PICO DA VIGIA 2
Pessoas, costumes, estórias e tradições da Fajã Grande das Flores e outros temas.
A PÁSCOA
Na Fajã Grande e creio também que nas restantes freguesias das Flores, as grandes festividades religiosas anuais, com excepção do Pentecostes, vulgarmente conhecido por “Festa do Espírito Santo”, não eram celebradas com a grandiosidade e com a imponência que o eram na maioria de outras regiões do país, nomeadamente no Continente.
A Páscoa, assim como o Natal, celebravam-se com um misto de penúria, simplicidade e normalidade. A magnificência e a sumptuosidade guardavam-se para as festas locais.

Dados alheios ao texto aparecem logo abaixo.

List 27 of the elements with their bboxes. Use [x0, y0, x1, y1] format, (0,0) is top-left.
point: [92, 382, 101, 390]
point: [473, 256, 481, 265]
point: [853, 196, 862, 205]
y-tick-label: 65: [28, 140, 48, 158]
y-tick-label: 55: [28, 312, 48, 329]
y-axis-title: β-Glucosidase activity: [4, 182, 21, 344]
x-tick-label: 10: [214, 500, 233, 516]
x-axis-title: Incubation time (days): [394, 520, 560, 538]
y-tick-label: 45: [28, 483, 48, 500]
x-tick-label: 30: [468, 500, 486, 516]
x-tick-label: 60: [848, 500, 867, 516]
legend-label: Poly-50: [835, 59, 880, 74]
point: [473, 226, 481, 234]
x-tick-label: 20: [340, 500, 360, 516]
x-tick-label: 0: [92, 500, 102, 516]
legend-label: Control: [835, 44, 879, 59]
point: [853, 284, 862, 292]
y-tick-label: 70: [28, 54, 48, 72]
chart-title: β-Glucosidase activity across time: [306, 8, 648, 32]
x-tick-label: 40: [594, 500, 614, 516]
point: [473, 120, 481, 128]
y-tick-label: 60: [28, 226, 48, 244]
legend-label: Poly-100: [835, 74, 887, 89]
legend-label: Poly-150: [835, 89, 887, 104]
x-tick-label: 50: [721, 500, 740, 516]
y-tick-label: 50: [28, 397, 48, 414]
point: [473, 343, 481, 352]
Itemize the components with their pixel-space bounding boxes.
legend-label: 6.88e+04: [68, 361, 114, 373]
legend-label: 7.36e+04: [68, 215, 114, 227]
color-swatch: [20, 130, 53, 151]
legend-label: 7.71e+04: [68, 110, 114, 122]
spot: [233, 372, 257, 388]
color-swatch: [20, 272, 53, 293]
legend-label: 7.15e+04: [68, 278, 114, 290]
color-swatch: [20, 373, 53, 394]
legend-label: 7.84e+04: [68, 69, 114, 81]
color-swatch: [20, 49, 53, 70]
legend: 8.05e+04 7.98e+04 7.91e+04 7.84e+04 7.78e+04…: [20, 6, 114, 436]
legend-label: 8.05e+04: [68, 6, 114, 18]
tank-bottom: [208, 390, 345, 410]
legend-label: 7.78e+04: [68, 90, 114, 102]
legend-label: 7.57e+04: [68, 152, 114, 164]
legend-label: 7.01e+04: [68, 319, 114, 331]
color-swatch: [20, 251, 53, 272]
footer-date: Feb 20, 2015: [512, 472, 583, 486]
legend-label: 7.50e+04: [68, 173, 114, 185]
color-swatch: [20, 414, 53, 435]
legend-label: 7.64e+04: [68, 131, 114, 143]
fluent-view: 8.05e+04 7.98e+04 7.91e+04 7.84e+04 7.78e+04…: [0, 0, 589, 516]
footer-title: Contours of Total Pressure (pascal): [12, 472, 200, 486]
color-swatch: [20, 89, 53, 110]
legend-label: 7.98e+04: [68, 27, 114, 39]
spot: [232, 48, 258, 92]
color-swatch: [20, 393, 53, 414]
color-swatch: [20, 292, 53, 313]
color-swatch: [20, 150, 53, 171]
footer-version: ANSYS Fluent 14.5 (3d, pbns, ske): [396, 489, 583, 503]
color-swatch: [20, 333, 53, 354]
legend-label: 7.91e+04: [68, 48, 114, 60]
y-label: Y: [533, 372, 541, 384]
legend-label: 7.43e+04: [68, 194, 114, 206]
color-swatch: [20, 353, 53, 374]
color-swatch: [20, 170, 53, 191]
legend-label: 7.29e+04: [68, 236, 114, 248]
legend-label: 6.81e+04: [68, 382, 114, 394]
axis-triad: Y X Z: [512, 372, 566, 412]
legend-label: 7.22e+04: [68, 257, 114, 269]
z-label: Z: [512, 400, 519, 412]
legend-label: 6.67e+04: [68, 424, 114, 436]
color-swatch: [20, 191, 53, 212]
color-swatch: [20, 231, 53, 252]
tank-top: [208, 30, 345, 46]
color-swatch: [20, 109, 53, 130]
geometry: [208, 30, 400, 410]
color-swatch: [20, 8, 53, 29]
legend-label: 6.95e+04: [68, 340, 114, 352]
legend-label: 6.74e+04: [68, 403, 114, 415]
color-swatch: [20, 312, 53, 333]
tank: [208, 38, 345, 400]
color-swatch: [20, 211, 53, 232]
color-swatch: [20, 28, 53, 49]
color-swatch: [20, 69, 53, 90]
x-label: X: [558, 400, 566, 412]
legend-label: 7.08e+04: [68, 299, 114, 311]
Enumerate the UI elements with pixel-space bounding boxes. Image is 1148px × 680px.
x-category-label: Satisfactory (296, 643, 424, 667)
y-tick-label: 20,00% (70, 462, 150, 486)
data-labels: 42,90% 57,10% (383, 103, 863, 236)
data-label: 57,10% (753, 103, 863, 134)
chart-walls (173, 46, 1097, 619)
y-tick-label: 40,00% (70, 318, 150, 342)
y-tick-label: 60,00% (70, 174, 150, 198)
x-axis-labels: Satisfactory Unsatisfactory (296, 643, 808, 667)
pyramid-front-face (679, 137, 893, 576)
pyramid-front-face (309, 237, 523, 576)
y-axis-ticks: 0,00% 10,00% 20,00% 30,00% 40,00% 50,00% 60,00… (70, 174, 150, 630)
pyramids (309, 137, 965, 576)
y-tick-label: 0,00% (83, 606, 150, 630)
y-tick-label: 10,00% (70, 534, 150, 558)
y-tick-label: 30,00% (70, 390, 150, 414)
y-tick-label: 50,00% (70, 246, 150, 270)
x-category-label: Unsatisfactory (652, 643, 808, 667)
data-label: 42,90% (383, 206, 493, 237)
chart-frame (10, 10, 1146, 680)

Assim o dia de Páscoa não se diferenciava muitos dos restantes domingos do ano. A única tradição era a do folar, cozido na véspera. Tinha a forma de um pão de milho mas era feito de massa “sovada”, também chamada de “pão doce”, igual à que era cozida quer pelo Espírito Santo, quer pela festa de Santo Amaro, neste caso sob a forma de ofertas diversas e diversificadas. O que caracterizava o folar da Páscoa, no entanto, era que na parte mais alta e interior do mesmo fosse colocado, em vez dum ovo, um toro de linguiça, que lhe dava um sabor característico, aliando a doçura do açúcar ao salgado e à gordura dos temperos da carne de porco. A tradição medieval na Quaresma interditava ao povo de comer carne. O folar da Páscoa com o pedacinho da linguiça era como que um símbolo festivo do final da abstinência quaresmal.
Todos se “pelavam” por uma fatiazinha do folar retirada da sua parte superior, mesmo ali ao redor do pedacinho da linguiça. Normalmente era cozido um folar para cada um dos membros da família, sendo maior ou menor, consoante a idade e tamanho daquele a que se destinava.
Quanto à parte religiosa, numa altura em que a religião marcava acentuadamente a vida e os costumes, apenas a missa, em que, segundo se dizia, a cada palavra se seguia um “alleluia”. Na realidade as orações litúrgicas do dia começavam com um intróito em que o celebrante dizia “ Ressurrexit non est in nobis, alleluia, alleluia.” e terminava com “Ite missa est, alleluia, alleluia” ao que o povo, com um misto de jocosidade e alegra, fora da igreja, respondia em vernáculo: “Folar para a rua, alleluia, alleluia.”